Metagenomic Sequencing for Agnostic Viral Pathogen Detection: Promise and Barriers to Clinical Adoption

This review evaluates the state of metagenomic next-generation sequencing (mNGS) as a hypothesis-free diagnostic tool for viral pathogens. Unlike targeted multiplex PCR or amplicon-based NGS, metagenomics sequences all nucleic acids in a sample without requiring prior knowledge of the pathogen genome.

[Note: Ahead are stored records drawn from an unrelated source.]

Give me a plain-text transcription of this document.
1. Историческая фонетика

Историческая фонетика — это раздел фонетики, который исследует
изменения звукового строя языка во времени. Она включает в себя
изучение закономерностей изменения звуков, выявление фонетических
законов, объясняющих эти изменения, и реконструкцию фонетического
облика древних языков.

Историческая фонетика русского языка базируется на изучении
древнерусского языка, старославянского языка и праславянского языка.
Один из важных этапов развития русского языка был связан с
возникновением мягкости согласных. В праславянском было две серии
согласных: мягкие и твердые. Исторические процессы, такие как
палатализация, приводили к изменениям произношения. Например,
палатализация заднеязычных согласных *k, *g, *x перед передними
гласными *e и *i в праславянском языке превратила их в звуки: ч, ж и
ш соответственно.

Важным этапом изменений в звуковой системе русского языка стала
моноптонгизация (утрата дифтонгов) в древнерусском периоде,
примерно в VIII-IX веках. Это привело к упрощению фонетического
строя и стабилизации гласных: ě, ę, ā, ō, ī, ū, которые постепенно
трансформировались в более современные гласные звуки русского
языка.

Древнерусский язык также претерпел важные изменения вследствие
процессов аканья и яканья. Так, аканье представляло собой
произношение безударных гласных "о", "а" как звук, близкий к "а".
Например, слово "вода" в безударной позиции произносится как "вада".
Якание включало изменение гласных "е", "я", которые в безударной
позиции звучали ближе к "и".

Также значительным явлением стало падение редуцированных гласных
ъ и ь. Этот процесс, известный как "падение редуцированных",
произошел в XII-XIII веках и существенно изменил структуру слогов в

The authors highlight recent performance improvements and clinical applications while detailing the technical, regulatory, and bioinformatic challenges that have prevented widespread deployment in clinical microbiology laboratories.

The original study

Agnostic Sequencing for Detection of Viral Pathogens.

Authors
Gauthier NPG, Chorlton SD, Krajden M, Manges AR
Journal
Clinical microbiology reviews
Type
Journal Article, Review, Research Support, U.S. Gov't, Non-P.H.S.
PMID
36847515
Read the original study →

Original abstract

The advent of next-generation sequencing (NGS) technologies has expanded our ability to detect and analyze microbial genomes and has yielded novel molecular approaches for infectious disease diagnostics. While several targeted multiplex PCR and NGS-based assays have been widely used in public health settings in recent years, these targeted approaches are limited in that they still rely on a priori knowledge of a pathogen's genome, and an untargeted or unknown pathogen will not be detected. Recent public health crises have emphasized the need to prepare for a wide and rapid deployment of an agnostic diagnostic assay at the start of an outbreak to ensure an effective response to emerging viral pathogens. Metagenomic techniques can nonspecifically sequence all detectable nucleic acids in a sample and therefore do not rely on prior knowledge of a pathogen's genome. While this technology has been reviewed for bacterial diagnostics and adopted in research settings for the detection and characterization of viruses, viral metagenomics has yet to be widely deployed as a diagnostic tool in clinical laboratories. In this review, we highlight recent improvements to the performance of metagenomic viral sequencing, the current applications of metagenomic sequencing in clinical laboratories, as well as the challenges that impede the widespread adoption of this technology.